Either way, whenever I am in the worst of moods, it’s usually because I haven’t showered recently. Even though life is tough, it’s surprisingly the lack of showering that tends to be the source of my grumpiness.
I just need someone to remind me of that, when I am in my own head.
Showers change my world.
I think it’s because the water cleanses my energy. And, for a brief time, I am focused on my body and her well-being. Cleaning myself, helps clear everything around me. My thoughts, feelings, worries, and so on. They melt away after a shower.
Showers even fix moods that food can’t fix.

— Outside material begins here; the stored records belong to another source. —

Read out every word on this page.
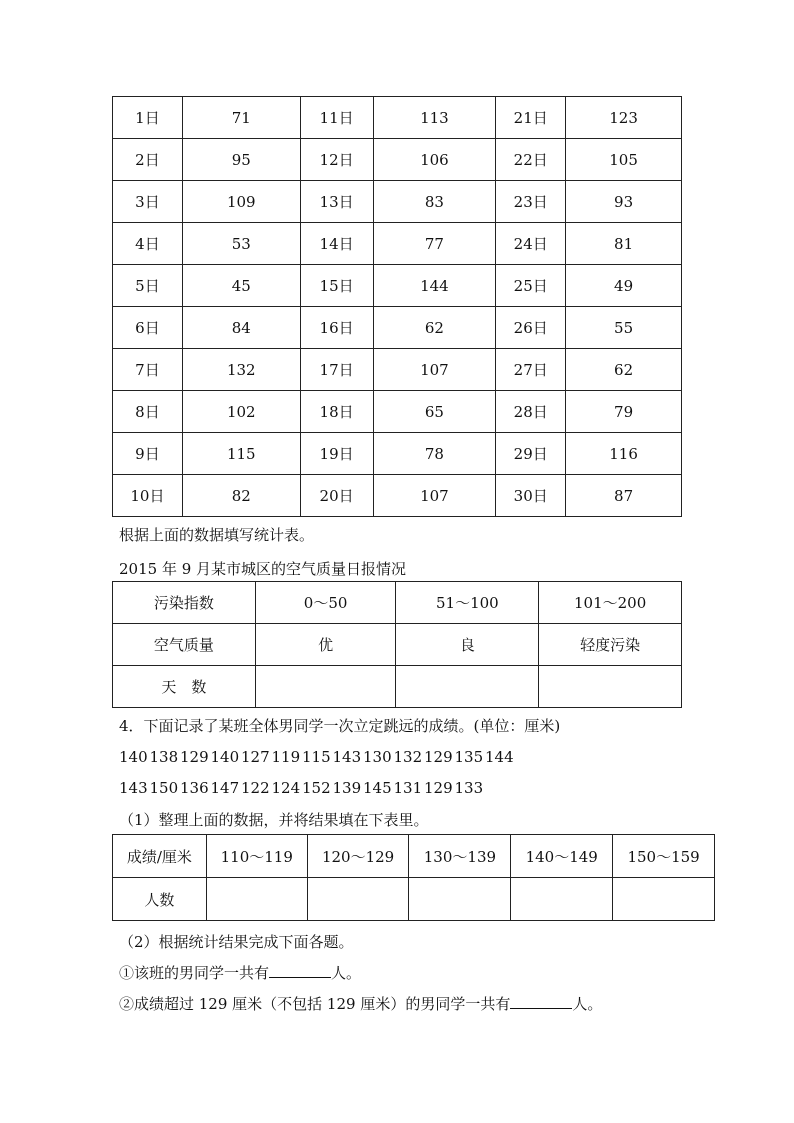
1日	71	11日	113	21日	123
2日	95	12日	106	22日	105
3日	109	13日	83	23日	93
4日	53	14日	77	24日	81
5日	45	15日	144	25日	49
6日	84	16日	62	26日	55
7日	132	17日	107	27日	62
8日	102	18日	65	28日	79
9日	115	19日	78	29日	116
10日	82	20日	107	30日	87
根据上面的数据填写统计表。
2015 年 9 月某市城区的空气质量日报情况
污染指数	0～50	51～100	101～200
空气质量	优	良	轻度污染
天　数			
4．下面记录了某班全体男同学一次立定跳远的成绩。(单位：厘米)
140 138 129 140 127 119 115 143 130 132 129 135 144
143 150 136 147 122 124 152 139 145 131 129 133
（1）整理上面的数据，并将结果填在下表里。
成绩/厘米	110～119	120～129	130～139	140～149	150～159
人数					
（2）根据统计结果完成下面各题。
①该班的男同学一共有	人。
②成绩超过 129 厘米（不包括 129 厘米）的男同学一共有	人。
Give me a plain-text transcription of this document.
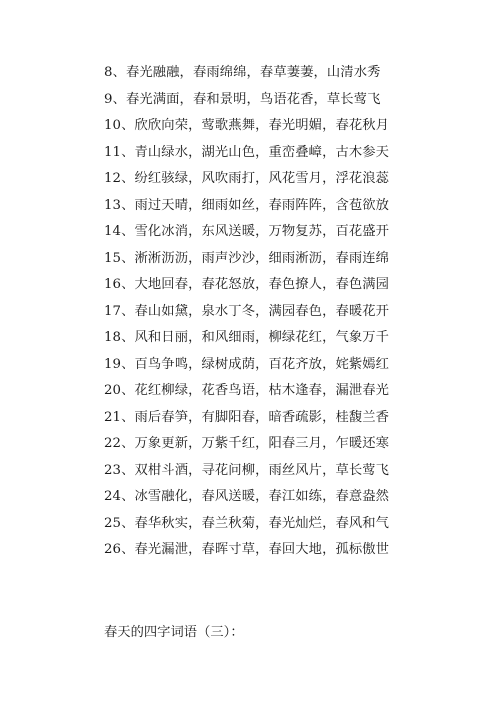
8、春光融融，春雨绵绵，春草萋萋，山清水秀
9、春光满面，春和景明，鸟语花香，草长莺飞
10、欣欣向荣，莺歌燕舞，春光明媚，春花秋月
11、青山绿水，湖光山色，重峦叠嶂，古木参天
12、纷红骇绿，风吹雨打，风花雪月，浮花浪蕊
13、雨过天晴，细雨如丝，春雨阵阵，含苞欲放
14、雪化冰消，东风送暖，万物复苏，百花盛开
15、淅淅沥沥，雨声沙沙，细雨淅沥，春雨连绵
16、大地回春，春花怒放，春色撩人，春色满园
17、春山如黛，泉水丁冬，满园春色，春暖花开
18、风和日丽，和风细雨，柳绿花红，气象万千
19、百鸟争鸣，绿树成荫，百花齐放，姹紫嫣红
20、花红柳绿，花香鸟语，枯木逢春，漏泄春光
21、雨后春笋，有脚阳春，暗香疏影，桂馥兰香
22、万象更新，万紫千红，阳春三月，乍暖还寒
23、双柑斗酒，寻花问柳，雨丝风片，草长莺飞
24、冰雪融化，春风送暖，春江如练，春意盎然
25、春华秋实，春兰秋菊，春光灿烂，春风和气
26、春光漏泄，春晖寸草，春回大地，孤标傲世
春天的四字词语（三）：
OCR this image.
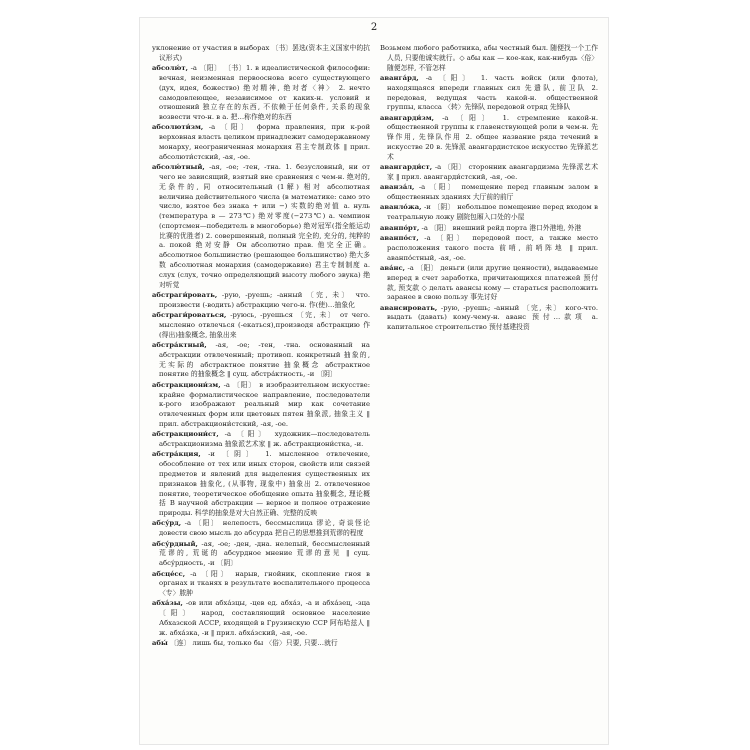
2

уклонение от участия в выборах 〔书〕罢选(资本主义国家中的抗议形式)

абсолю́т, -а 〔阳〕 〔书〕1. в идеалистической философии: вечная, неизменная первооснова всего существующего (дух, идея, божество) 绝对精神, 绝对者〈神〉 2. нечто самодовлеющее, независимое от каких-н. условий и отношений 独立存在的东西, 不依赖于任何条件, 关系的现象 возвести что-н. в а. 把…称作绝对的东西

абсолюти́зм, -а 〔阳〕 форма правления, при к-рой верховная власть целиком принадлежит самодержавному монарху, неограниченная монархия 君主专制政体 ‖ прил. абсолюти́стский, -ая, -ое.

абсолю́тный, -ая, -ое; -тен, -тна. 1. безусловный, ни от чего не зависящий, взятый вне сравнения с чем-н. 绝对的, 无条件的, 同 относительный (1解) 相对 абсолютная величина действительного числа (в математике: само это число, взятое без знака + или −) 实数的绝对值 а. нуль (температура в — 273℃) 绝对零度(−273℃) а. чемпион (спортсмен—победитель в многоборье) 绝对冠军(指全能运动比赛的优胜者) 2. совершенный, полный 完全的, 充分的, 纯粹的 а. покой 绝对安静 Он абсолютно прав. 他完全正确。абсолютное большинство (решающее большинство) 绝大多数 абсолютная монархия (самодержавие) 君主专制制度 а. слух (слух, точно определяющий высоту любого звука) 绝对听觉

абстраги́ровать, -рую, -руешь; -анный 〔完, 未〕 что. произвести (-водить) абстракцию чего-н. 作(使)…抽象化

абстраги́роваться, -руюсь, -руешься 〔完, 未〕 от чего. мысленно отвлечься (-екаться),производя абстракцию 作(得出)抽象概念, 抽象出来

абстра́ктный, -ая, -ое; -тен, -тна. основанный на абстракции отвлеченный; противоп. конкретный 抽象的, 无实际的 абстрактное понятие 抽象概念 абстрактное понятие 的抽象概念 ‖ сущ. абстра́ктность, -и 〔阴〕

абстракциони́зм, -а 〔阳〕 в изобразительном искусстве: крайне формалистическое направление, последователи к-рого изображают реальный мир как сочетание отвлеченных форм или цветовых пятен 抽象派, 抽象主义 ‖ прил. абстракциони́стский, -ая, -ое.

абстракциони́ст, -а 〔阳〕 художник—последователь абстракционизма 抽象派艺术家 ‖ ж. абстракциони́стка, -и.

абстра́кция, -и 〔阴〕 1. мысленное отвлечение, обособление от тех или иных сторон, свойств или связей предметов и явлений для выделения существенных их признаков 抽象化, (从事物, 现象中) 抽象出 2. отвлеченное понятие, теоретическое обобщение опыта 抽象概念, 理论概括 В научной абстракции — верное и полное отражение природы. 科学的抽象是对大自然正确、完整的反映

абсу́рд, -а 〔阳〕 нелепость, бессмыслица 谬论, 奇谈怪论 довести свою мысль до абсурда 把自己的思想推到荒谬的程度

абсу́рдный, -ая, -ое; -ден, -дна. нелепый, бессмысленный 荒谬的, 荒诞的 абсурдное мнение 荒谬的意见 ‖ сущ. абсу́рдность, -и 〔阴〕

абсце́сс, -а 〔阳〕 нарыв, гнойник, скопление гноя в органах и тканях в результате воспалительного процесса 〈专〉脓肿

абха́зы, -ов или абха́зцы, -цев ед. абха́з, -а и абха́зец, -зца 〔阳〕 народ, составляющий основное население Абхазской АССР, входящей в Грузинскую ССР 阿布哈兹人 ‖ ж. абха́зка, -и ‖ прил. абха́зский, -ая, -ое.

абы́ 〔连〕 лишь бы, только бы 〈俗〉只要, 只要…就行

Возьмем любого работника, абы честный был. 随便找一个工作人员, 只要他诚实就行。◇ абы как — кое-как, как-нибудь〈俗〉随便怎样, 不管怎样

аванга́рд, -а 〔阳〕 1. часть войск (или флота), находящаяся впереди главных сил 先遣队, 前卫队 2. передовая, ведущая часть какой-н. общественной группы, класса 〈转〉先锋队 передовой отряд 先锋队

авангарди́зм, -а 〔阳〕 1. стремление какой-н. общественной группы к главенствующей роли в чем-н. 先锋作用, 先锋队作用 2. общее название ряда течений в искусстве 20 в. 先锋派 авангардистское искусство 先锋派艺术

авангарди́ст, -а 〔阳〕 сторонник авангардизма 先锋派艺术家 ‖ прил. авангарди́стский, -ая, -ое.

аванза́л, -а 〔阳〕 помещение перед главным залом в общественных зданиях 大厅前的前厅

аванло́жа, -и 〔阴〕 небольшое помещение перед входом в театральную ложу 剧院包厢入口处的小屋

аванпо́рт, -а 〔阳〕 внешний рейд порта 港口外港地, 外港

аванпо́ст, -а 〔阳〕 передовой пост, а также место расположения такого поста 前哨, 前哨阵地 ‖ прил. аванпо́стный, -ая, -ое.

ава́нс, -а 〔阳〕 деньги (или другие ценности), выдаваемые вперед в счет заработка, причитающихся платежей 预付款, 预支款 ◇ делать авансы кому — стараться расположить заранее в свою пользу 事先讨好

авансировать, -рую, -руешь; -анный 〔完, 未〕 кого-что. выдать (давать) кому-чему-н. аванс 预付…款项 а. капитальное строительство 预付基建投资
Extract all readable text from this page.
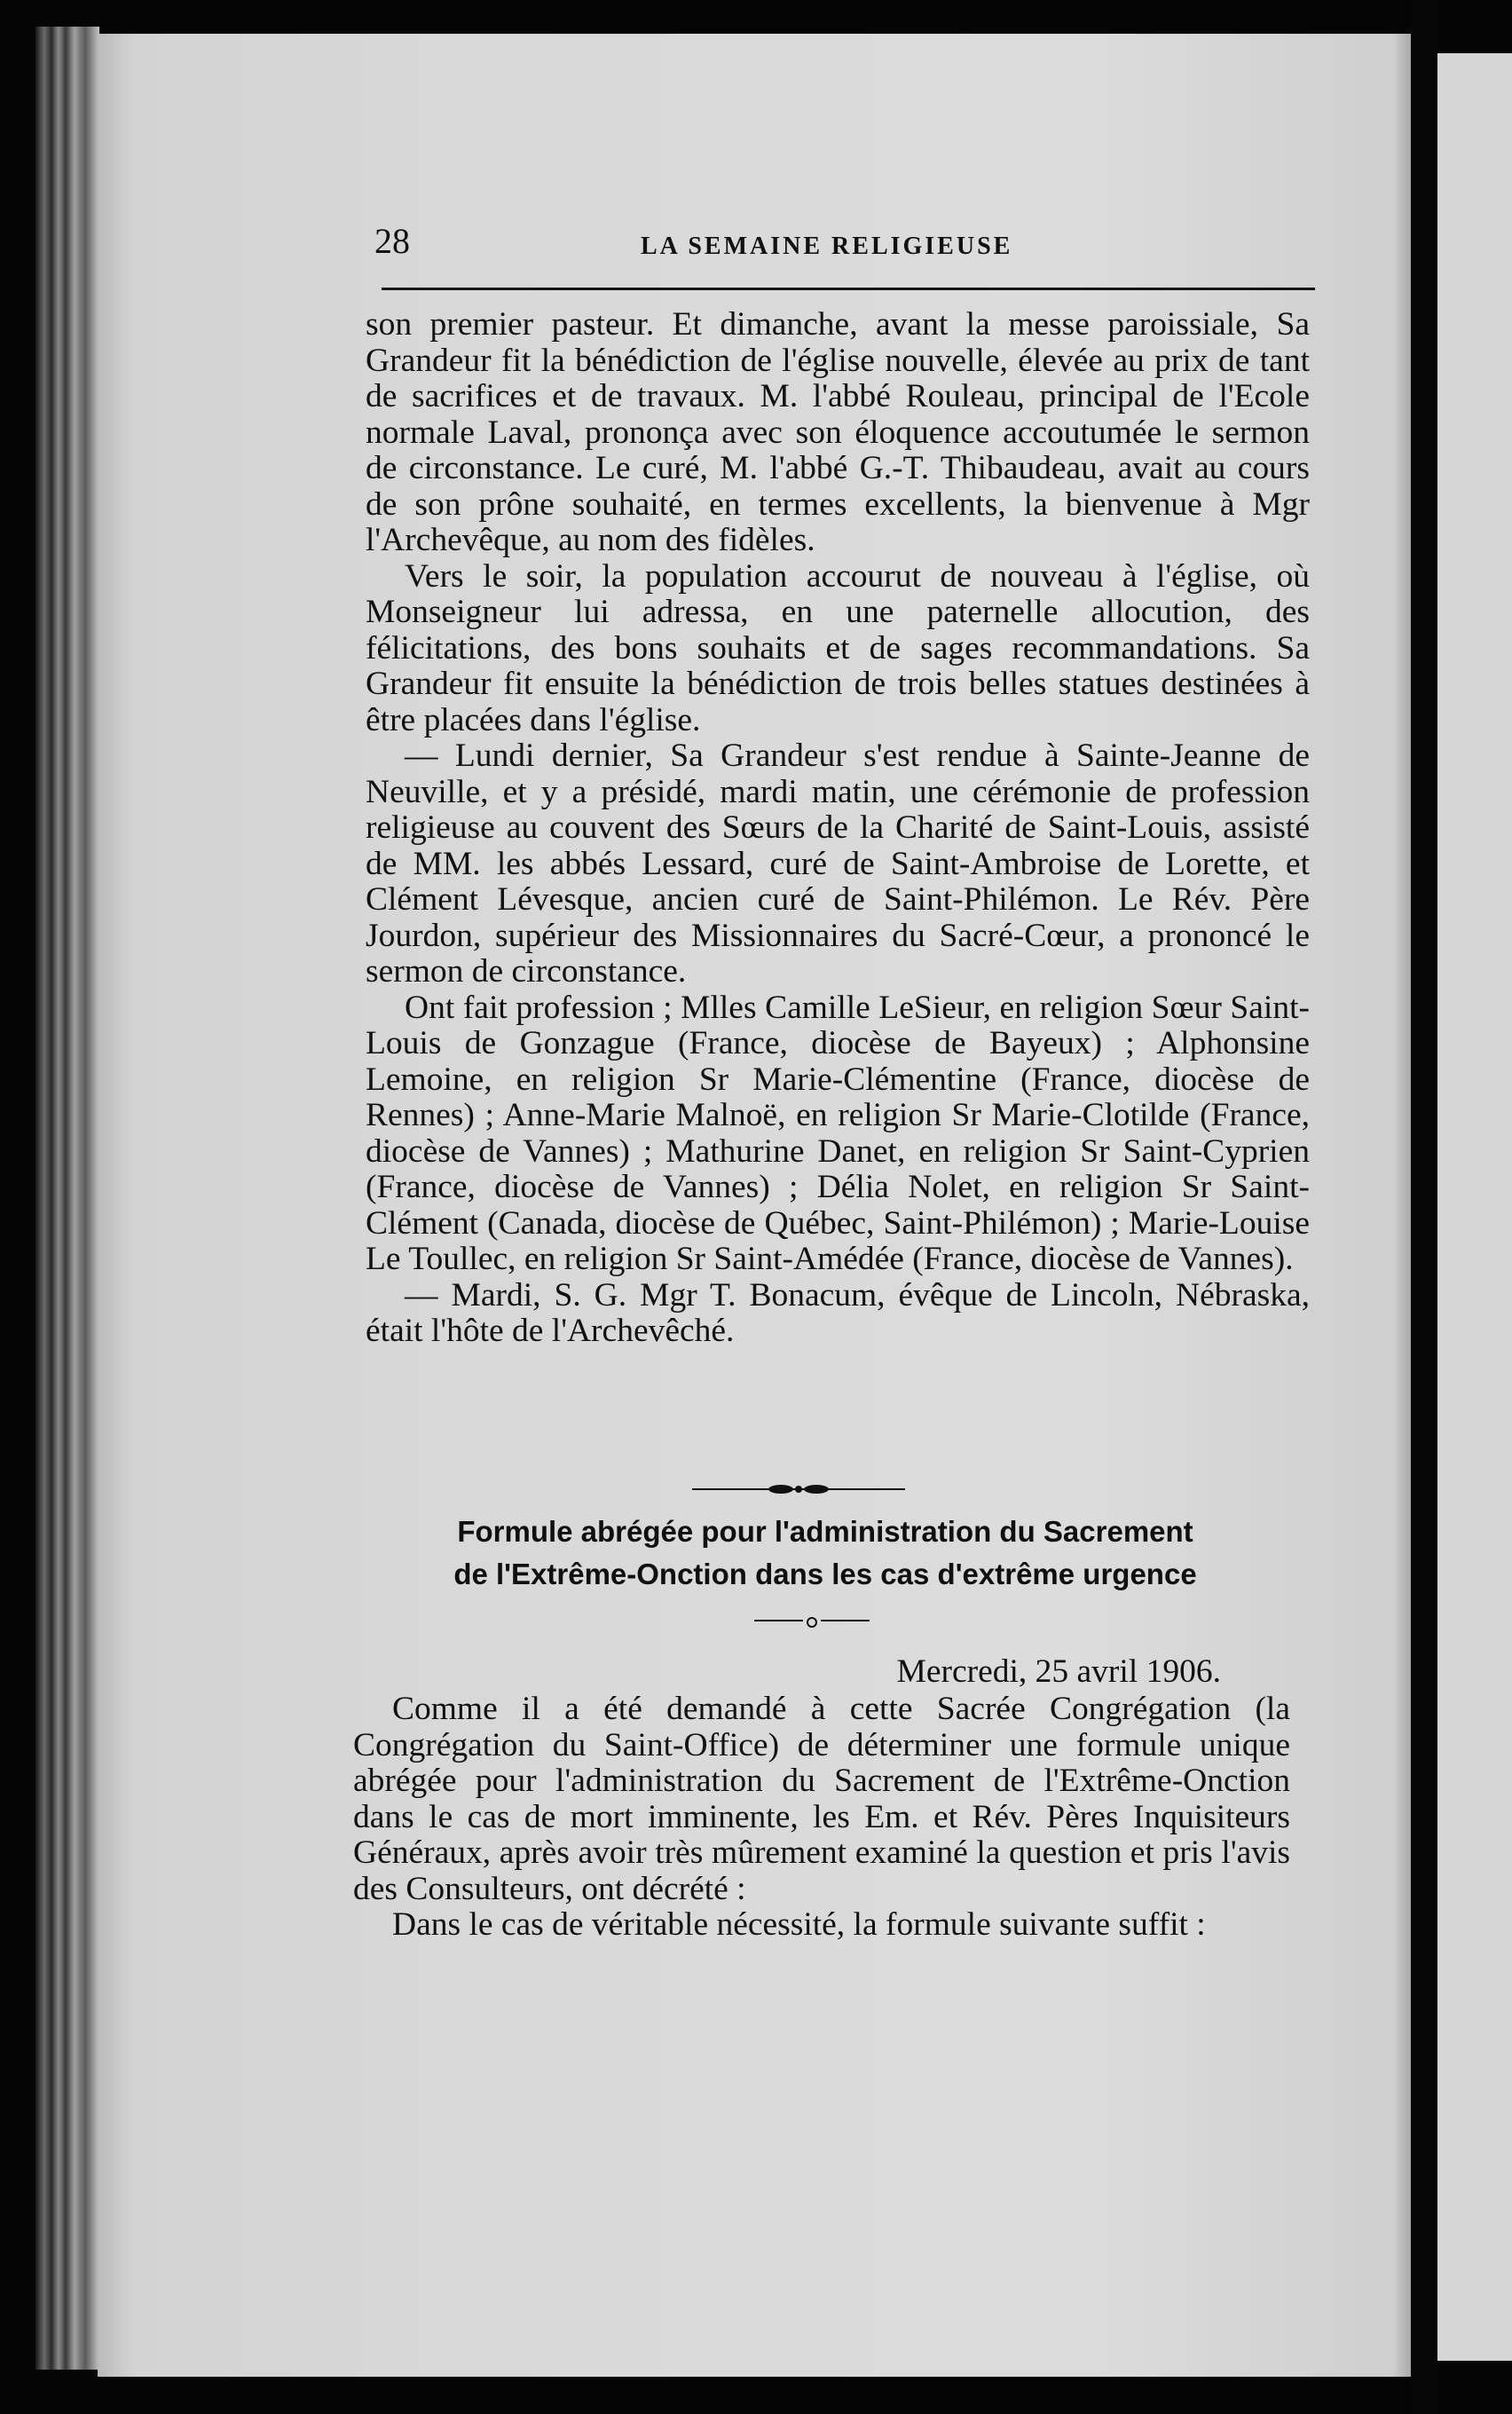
28	LA SEMAINE RELIGIEUSE

son premier pasteur. Et dimanche, avant la messe paroissiale, Sa Grandeur fit la bénédiction de l'église nouvelle, élevée au prix de tant de sacrifices et de travaux. M. l'abbé Rouleau, principal de l'Ecole normale Laval, prononça avec son éloquence accoutumée le sermon de circonstance. Le curé, M. l'abbé G.-T. Thibaudeau, avait au cours de son prône souhaité, en termes excellents, la bienvenue à Mgr l'Archevêque, au nom des fidèles.

Vers le soir, la population accourut de nouveau à l'église, où Monseigneur lui adressa, en une paternelle allocution, des félicitations, des bons souhaits et de sages recommandations. Sa Grandeur fit ensuite la bénédiction de trois belles statues destinées à être placées dans l'église.

— Lundi dernier, Sa Grandeur s'est rendue à Sainte-Jeanne de Neuville, et y a présidé, mardi matin, une cérémonie de profession religieuse au couvent des Sœurs de la Charité de Saint-Louis, assisté de MM. les abbés Lessard, curé de Saint-Ambroise de Lorette, et Clément Lévesque, ancien curé de Saint-Philémon. Le Rév. Père Jourdon, supérieur des Missionnaires du Sacré-Cœur, a prononcé le sermon de circonstance.

Ont fait profession ; Mlles Camille LeSieur, en religion Sœur Saint-Louis de Gonzague (France, diocèse de Bayeux) ; Alphonsine Lemoine, en religion Sr Marie-Clémentine (France, diocèse de Rennes) ; Anne-Marie Malnoë, en religion Sr Marie-Clotilde (France, diocèse de Vannes) ; Mathurine Danet, en religion Sr Saint-Cyprien (France, diocèse de Vannes) ; Délia Nolet, en religion Sr Saint-Clément (Canada, diocèse de Québec, Saint-Philémon) ; Marie-Louise Le Toullec, en religion Sr Saint-Amédée (France, diocèse de Vannes).

— Mardi, S. G. Mgr T. Bonacum, évêque de Lincoln, Nébraska, était l'hôte de l'Archevêché.

Formule abrégée pour l'administration du Sacrement
de l'Extrême-Onction dans les cas d'extrême urgence
Mercredi, 25 avril 1906.

Comme il a été demandé à cette Sacrée Congrégation (la Congrégation du Saint-Office) de déterminer une formule unique abrégée pour l'administration du Sacrement de l'Extrême-Onction dans le cas de mort imminente, les Em. et Rév. Pères Inquisiteurs Généraux, après avoir très mûrement examiné la question et pris l'avis des Consulteurs, ont décrété :

Dans le cas de véritable nécessité, la formule suivante suffit :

That’s how necessary showers are for me. I love them. But, sometimes I fall out of routine, and feel too busy to shower. Although that’s never the case because showers are essential to my life force.
It’s that easy and that hard.
I think that this love for showers extends to putting my feet in bodies of water, such as lakes and oceans. I love getting my feet wet. Maybe that’s the important part: grounding myself into the water. At least, it’s part of my need for showers. I love just standing in a lake, flowing with the waves. Dancing the dance of the lake waves that come into the shoreline. It’s grounding. It’s powerful.
Showers are portals. It’s truth.
Thanks for Being here,
D
Your word-choice & style/tone/delivery always make reading your posts enjoyable. Thanks for sharing this.
So I have a love hate relationships with showers. I obviously enjoy being clean, but I don't always love the act of having to like get wet, take the time to clean, especially if I have to wash my hair. I'm not a fan. I think part of it is I have spent the last 10 years in urgency mode so taking the time to shower often feels like a lot.
That being said, I'm working on enjoying them more. Taking my time in the shower. Sometimes dancing in the shower. Sometimes imagining everyone's energy melting off me in the shower. Lately feeling the safety of the shower.
I do however love water. Putting my feet in the water, whether a stream, a lake, or the ocean, I don't care how cold it is. I love being in or near or on the water. There's just something magical about it.